Several antigen delivery strategies are being explored to reverse autoimmunity. One approach is to administer the antigen in its native form to induce T cell deletion or anergy. However, this carries the risk of inducing inflammation and exacerbating disease. To avoid this, the antigen dose and route of administration must be carefully controlled. Low doses of antigen administered orally or through the skin promote tolerance through deletion or anergy of autoreactive T cells and expansion of Tregs. Higher antigen doses or systemic administration are more likely to activate autoreactive T cells. Another consideration is whether to use the whole antigen or just critical T cell epitopes. The advantage of using whole antigens is that all potential epitopes are targeted. However, dominant epitopes may provoke inflammation. Using select immunodominant epitopes may allow tolerance to be induced more safely.

Encapsulating the antigen in nanoparticles is another promising approach to modulate antigen delivery. Nanoparticles protect antigens from degradation, facilitate uptake by antigen presenting cells (APCs), and allow for controlled antigen release. They also reduce systemic exposure. Various biodegradable nanoparticles made of polymers, lipids, or albumin have been studied. Nanoparticles can be designed to target APCs through surface modifications. Targeting nanoparticles to dendritic cells in lymph nodes allows antigens to be delivered directly to critical sites of T cell activation and tolerance induction. Co-delivery of immunosuppressive drugs with antigens in nanoparticles may enhance their tolerogenic effects.

Using antigen-coupled cells is another way to deliver antigens and promote tolerance. Both immature and semi-mature dendritic cells have tolerogenic properties that can be exploited. Coupling disease-relevant antigens to these cells before infusion allows for efficient antigen presentation in a tolerogenic context. Antigen coupled apoptotic cells are also being investigated. Phagocytosis of apoptotic cells promotes tolerance through anti-inflammatory effects and expansion of Tregs. Coupling antigens to apoptotic cells harnesses this tolerogenic potential. Mesenchymal stem cells likewise have immunomodulatory properties that make them attractive antigen carriers.
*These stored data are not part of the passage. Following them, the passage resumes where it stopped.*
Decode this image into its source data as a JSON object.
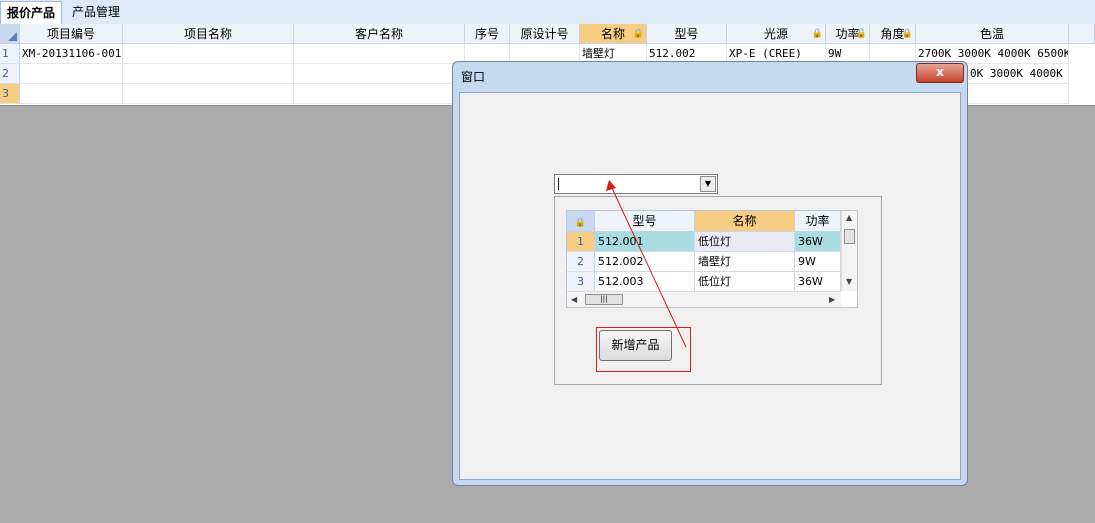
{
  "tabs": [
    {
      "label": "报价产品",
      "active": true
    },
    {
      "label": "产品管理",
      "active": false
    }
  ],
  "grid": {
    "columns": [
      "项目编号",
      "项目名称",
      "客户名称",
      "序号",
      "原设计号",
      "名称",
      "型号",
      "光源",
      "功率",
      "角度",
      "色温"
    ],
    "rows": [
      {
        "num": "1",
        "cells": [
          "XM-20131106-001",
          "",
          "",
          "",
          "",
          "墙壁灯",
          "512.002",
          "XP-E (CREE)",
          "9W",
          "",
          "2700K 3000K 4000K 6500K"
        ]
      },
      {
        "num": "2",
        "cells": [
          "",
          "",
          "",
          "",
          "",
          "",
          "",
          "",
          "",
          "",
          "0K 3000K 4000K 6500K"
        ]
      },
      {
        "num": "3",
        "cells": [
          "",
          "",
          "",
          "",
          "",
          "",
          "",
          "",
          "",
          "",
          ""
        ]
      }
    ]
  },
  "dialog": {
    "title": "窗口",
    "close_label": "x",
    "combo_value": "",
    "subgrid": {
      "columns": [
        "型号",
        "名称",
        "功率"
      ],
      "rows": [
        {
          "num": "1",
          "cells": [
            "512.001",
            "低位灯",
            "36W"
          ]
        },
        {
          "num": "2",
          "cells": [
            "512.002",
            "墙壁灯",
            "9W"
          ]
        },
        {
          "num": "3",
          "cells": [
            "512.003",
            "低位灯",
            "36W"
          ]
        }
      ]
    },
    "add_button_label": "新增产品"
  },
  "colors": {
    "annotation": "#d21e1e",
    "selected_header": "#f6cd82",
    "highlight_cell": "#a8dcdf"
  }
}
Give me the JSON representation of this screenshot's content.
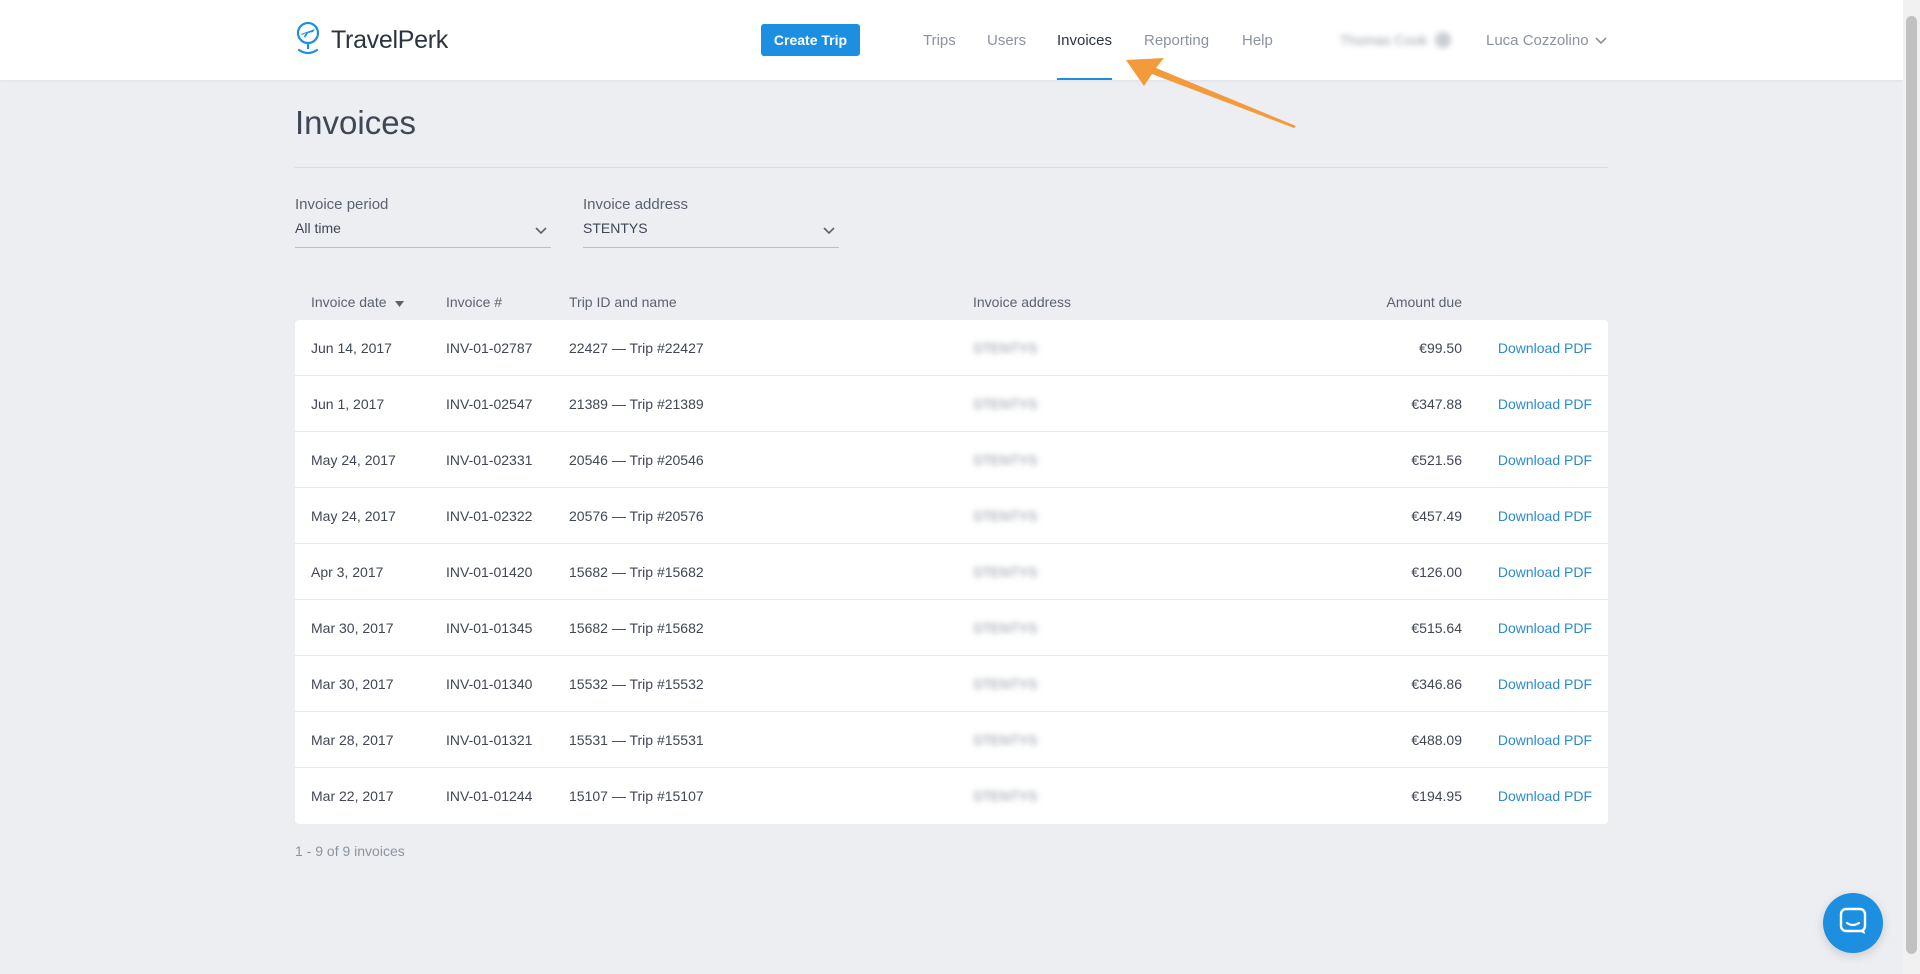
{
  "brand": {
    "name": "TravelPerk",
    "accent": "#1d8fe0"
  },
  "header": {
    "create_trip": "Create Trip",
    "nav": [
      {
        "label": "Trips",
        "active": false
      },
      {
        "label": "Users",
        "active": false
      },
      {
        "label": "Invoices",
        "active": true
      },
      {
        "label": "Reporting",
        "active": false
      },
      {
        "label": "Help",
        "active": false
      }
    ],
    "company_name": "Thomas Cook",
    "user_name": "Luca Cozzolino"
  },
  "page": {
    "title": "Invoices"
  },
  "filters": {
    "period": {
      "label": "Invoice period",
      "value": "All time"
    },
    "address": {
      "label": "Invoice address",
      "value": "STENTYS"
    }
  },
  "table": {
    "headers": {
      "date": "Invoice date",
      "number": "Invoice #",
      "trip": "Trip ID and name",
      "address": "Invoice address",
      "amount": "Amount due"
    },
    "rows": [
      {
        "date": "Jun 14, 2017",
        "number": "INV-01-02787",
        "trip": "22427 — Trip #22427",
        "address": "STENTYS",
        "amount": "€99.50",
        "action": "Download PDF"
      },
      {
        "date": "Jun 1, 2017",
        "number": "INV-01-02547",
        "trip": "21389 — Trip #21389",
        "address": "STENTYS",
        "amount": "€347.88",
        "action": "Download PDF"
      },
      {
        "date": "May 24, 2017",
        "number": "INV-01-02331",
        "trip": "20546 — Trip #20546",
        "address": "STENTYS",
        "amount": "€521.56",
        "action": "Download PDF"
      },
      {
        "date": "May 24, 2017",
        "number": "INV-01-02322",
        "trip": "20576 — Trip #20576",
        "address": "STENTYS",
        "amount": "€457.49",
        "action": "Download PDF"
      },
      {
        "date": "Apr 3, 2017",
        "number": "INV-01-01420",
        "trip": "15682 — Trip #15682",
        "address": "STENTYS",
        "amount": "€126.00",
        "action": "Download PDF"
      },
      {
        "date": "Mar 30, 2017",
        "number": "INV-01-01345",
        "trip": "15682 — Trip #15682",
        "address": "STENTYS",
        "amount": "€515.64",
        "action": "Download PDF"
      },
      {
        "date": "Mar 30, 2017",
        "number": "INV-01-01340",
        "trip": "15532 — Trip #15532",
        "address": "STENTYS",
        "amount": "€346.86",
        "action": "Download PDF"
      },
      {
        "date": "Mar 28, 2017",
        "number": "INV-01-01321",
        "trip": "15531 — Trip #15531",
        "address": "STENTYS",
        "amount": "€488.09",
        "action": "Download PDF"
      },
      {
        "date": "Mar 22, 2017",
        "number": "INV-01-01244",
        "trip": "15107 — Trip #15107",
        "address": "STENTYS",
        "amount": "€194.95",
        "action": "Download PDF"
      }
    ]
  },
  "pagination": {
    "summary": "1 - 9 of 9 invoices"
  },
  "icons": {
    "logo": "plane-globe-icon",
    "sort": "sort-desc-icon",
    "dropdown": "chevron-down-icon",
    "chat": "chat-bubble-icon"
  },
  "annotation": {
    "color": "#f39a3c"
  }
}
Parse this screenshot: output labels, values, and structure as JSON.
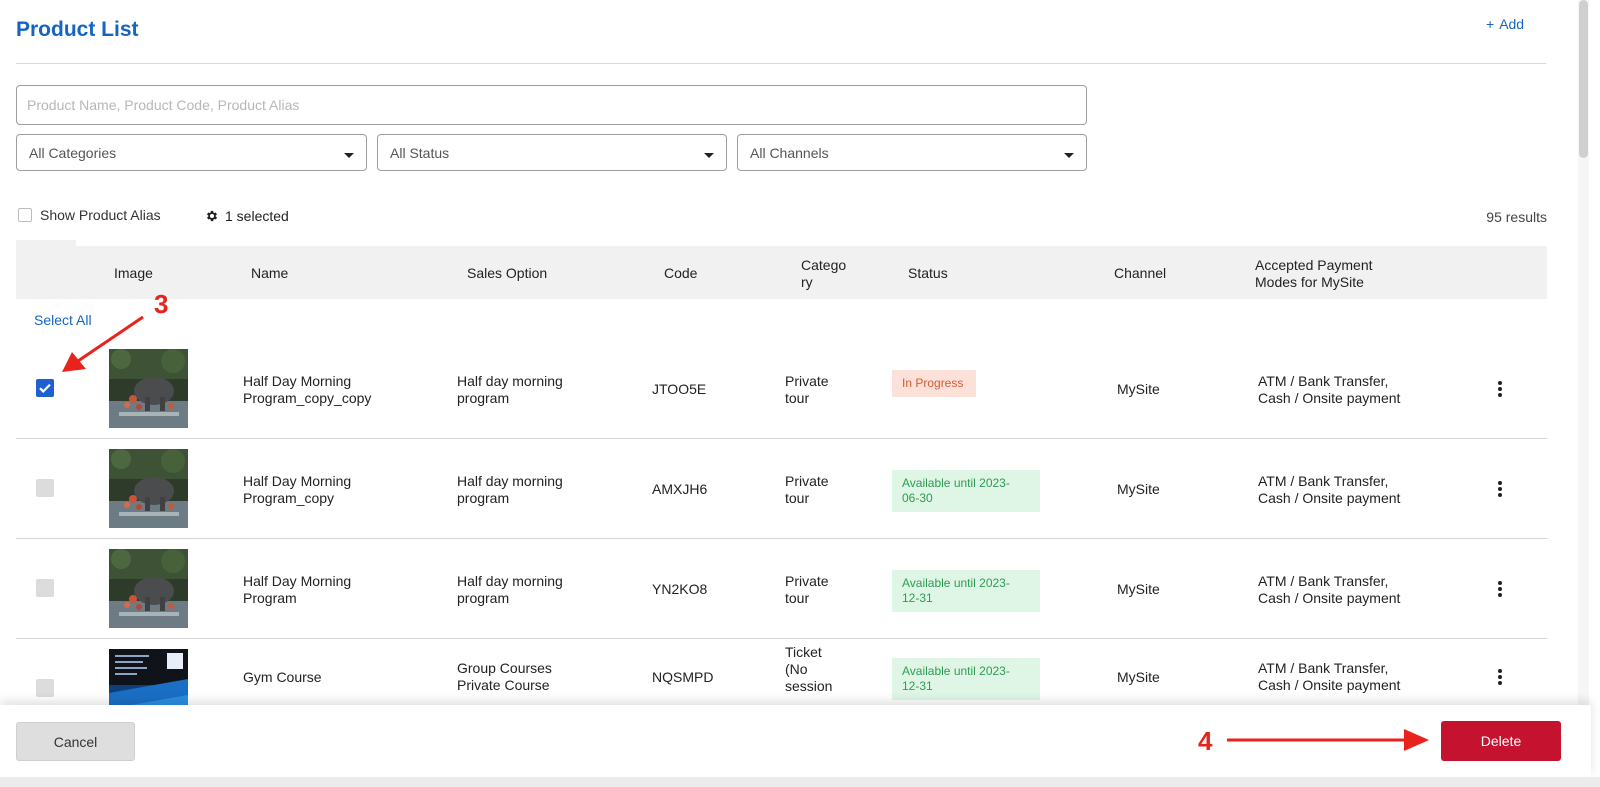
{
  "header": {
    "title": "Product List",
    "add_label": "Add"
  },
  "search": {
    "placeholder": "Product Name, Product Code, Product Alias",
    "value": ""
  },
  "filters": {
    "category": "All Categories",
    "status": "All Status",
    "channel": "All Channels"
  },
  "toolbar": {
    "show_alias_label": "Show Product Alias",
    "selected_label": "1 selected",
    "results_label": "95 results"
  },
  "table": {
    "columns": {
      "image": "Image",
      "name": "Name",
      "sales_option": "Sales Option",
      "code": "Code",
      "category": "Catego\nry",
      "status": "Status",
      "channel": "Channel",
      "payment": "Accepted Payment\nModes for MySite"
    },
    "select_all_label": "Select All",
    "rows": [
      {
        "checked": true,
        "name": "Half Day Morning\nProgram_copy_copy",
        "sales_option": "Half day morning\nprogram",
        "code": "JTOO5E",
        "category": "Private\ntour",
        "status": "In Progress",
        "status_type": "progress",
        "channel": "MySite",
        "payment": "ATM / Bank Transfer,\nCash / Onsite payment"
      },
      {
        "checked": false,
        "name": "Half Day Morning\nProgram_copy",
        "sales_option": "Half day morning\nprogram",
        "code": "AMXJH6",
        "category": "Private\ntour",
        "status": "Available until 2023-\n06-30",
        "status_type": "available",
        "channel": "MySite",
        "payment": "ATM / Bank Transfer,\nCash / Onsite payment"
      },
      {
        "checked": false,
        "name": "Half Day Morning\nProgram",
        "sales_option": "Half day morning\nprogram",
        "code": "YN2KO8",
        "category": "Private\ntour",
        "status": "Available until 2023-\n12-31",
        "status_type": "available",
        "channel": "MySite",
        "payment": "ATM / Bank Transfer,\nCash / Onsite payment"
      },
      {
        "checked": false,
        "name": "Gym Course",
        "sales_option": "Group Courses\nPrivate Course",
        "code": "NQSMPD",
        "category": "Ticket\n(No\nsession",
        "status": "Available until 2023-\n12-31",
        "status_type": "available",
        "channel": "MySite",
        "payment": "ATM / Bank Transfer,\nCash / Onsite payment"
      }
    ]
  },
  "footer": {
    "cancel_label": "Cancel",
    "delete_label": "Delete"
  },
  "annotations": {
    "step_3": "3",
    "step_4": "4",
    "color": "#e8231d"
  },
  "colors": {
    "accent": "#1565c0",
    "checkbox_checked": "#1f5fd1",
    "delete": "#c4122f",
    "in_progress_bg": "#fbe1d8",
    "in_progress_text": "#d75b34",
    "available_bg": "#dff6e7",
    "available_text": "#2e9d52"
  }
}
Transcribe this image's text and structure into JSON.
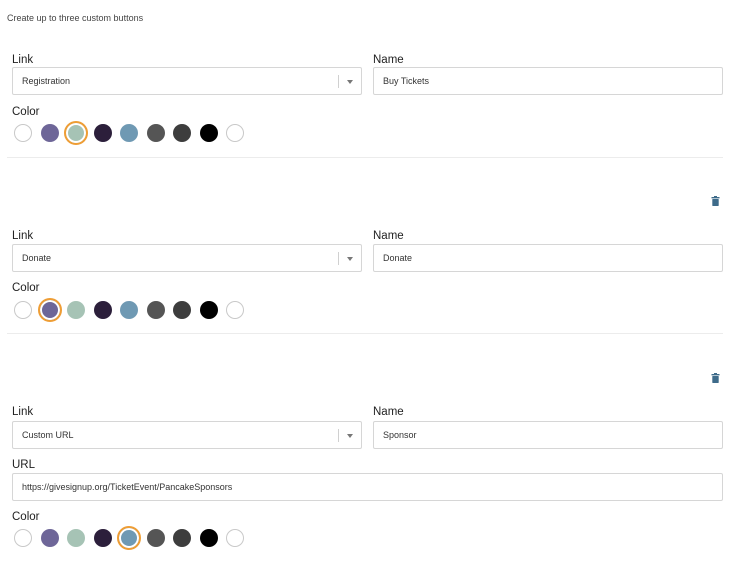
{
  "intro_text": "Create up to three custom buttons",
  "palette": [
    "#ffffff",
    "#6e6698",
    "#a6c3b5",
    "#2c1f3b",
    "#6f99b3",
    "#555555",
    "#3d3d3d",
    "#000000",
    "#ffffff"
  ],
  "accent_color": "#ee9d35",
  "icons": {
    "delete": "trash-icon",
    "dropdown": "chevron-down-icon"
  },
  "buttons": [
    {
      "link_label": "Link",
      "link_value": "Registration",
      "name_label": "Name",
      "name_value": "Buy Tickets",
      "color_label": "Color",
      "selected_color_index": 2
    },
    {
      "link_label": "Link",
      "link_value": "Donate",
      "name_label": "Name",
      "name_value": "Donate",
      "color_label": "Color",
      "selected_color_index": 1
    },
    {
      "link_label": "Link",
      "link_value": "Custom URL",
      "name_label": "Name",
      "name_value": "Sponsor",
      "url_label": "URL",
      "url_value": "https://givesignup.org/TicketEvent/PancakeSponsors",
      "color_label": "Color",
      "selected_color_index": 4
    }
  ]
}
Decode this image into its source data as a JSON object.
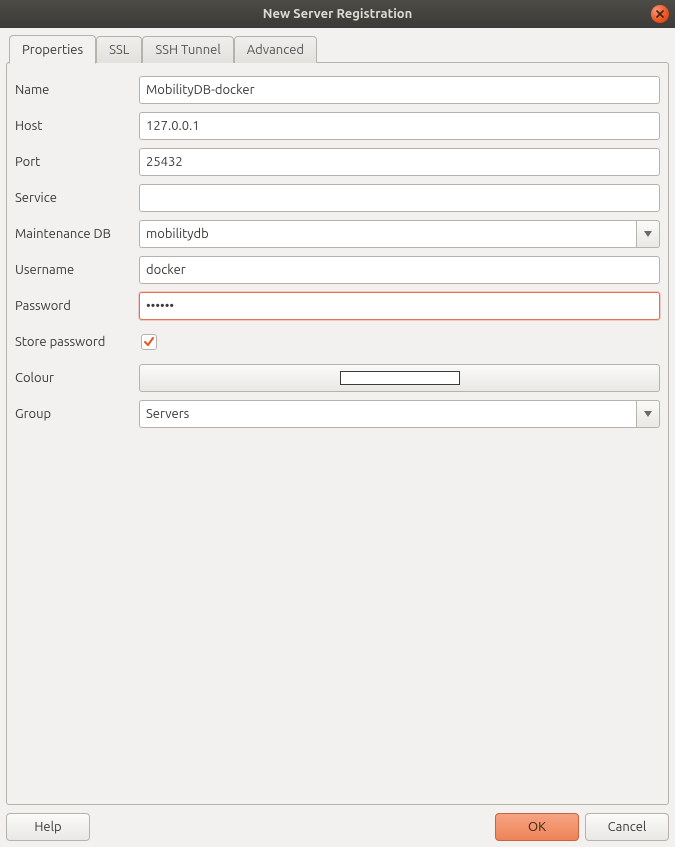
{
  "window": {
    "title": "New Server Registration"
  },
  "tabs": [
    {
      "label": "Properties",
      "active": true
    },
    {
      "label": "SSL",
      "active": false
    },
    {
      "label": "SSH Tunnel",
      "active": false
    },
    {
      "label": "Advanced",
      "active": false
    }
  ],
  "form": {
    "name": {
      "label": "Name",
      "value": "MobilityDB-docker"
    },
    "host": {
      "label": "Host",
      "value": "127.0.0.1"
    },
    "port": {
      "label": "Port",
      "value": "25432"
    },
    "service": {
      "label": "Service",
      "value": ""
    },
    "maintenance_db": {
      "label": "Maintenance DB",
      "value": "mobilitydb"
    },
    "username": {
      "label": "Username",
      "value": "docker"
    },
    "password": {
      "label": "Password",
      "value": "••••••"
    },
    "store_password": {
      "label": "Store password",
      "checked": true
    },
    "colour": {
      "label": "Colour",
      "value": "#ffffff"
    },
    "group": {
      "label": "Group",
      "value": "Servers"
    }
  },
  "buttons": {
    "help": "Help",
    "ok": "OK",
    "cancel": "Cancel"
  }
}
Genetic engineering can be used to load antigens onto cells to create "tolerogenic vaccines".

Attenuated bacterial and viral vectors provide another means to deliver antigens in a tolerogenic fashion. Listeria, Salmonella, adeno-associated virus, and lentivirus vectors have been engineered to express specific autoantigens and successfully reversed disease in animal models. Using microbial vectors has the added benefit of eliciting innate immune signals that promote tolerogenesis. However, pre-existing immunity against vectors can reduce efficacy over time. Also, there are safety concerns regarding possible reversion to virulence.

Finally, implantable biomaterial scaffolds containing antigens offer a way to achieve local, sustained antigen delivery. Scaffolds composed of biopolymers like collagen have been used to reverse autoimmunity by steadily releasing antigens and modulating inflammation in the local tissue microenvironment. Scaffolds can also be designed to attract and activate antigen-specific Tregs. Further study is needed to identify biomaterials that safely promote robust, long-lasting tolerance.

Modulating antigen delivery through careful selection of dose, route of administration, use of tolerogenic cells or vectors, and biomaterial scaffolds represents a promising therapeutic strategy to reverse autoimmunity. Key challenges moving forward include identifying the critical antigens and epitopes that drive specific autoimmune diseases, optimizing antigen delivery approaches to safely induce stable tolerance without generalized immunosuppression, and developing systems for regulated or targeted antigen delivery. Continued research in this area offers hope for antigen-specific immunotherapies that can eventually reduce the burden of autoimmune disease.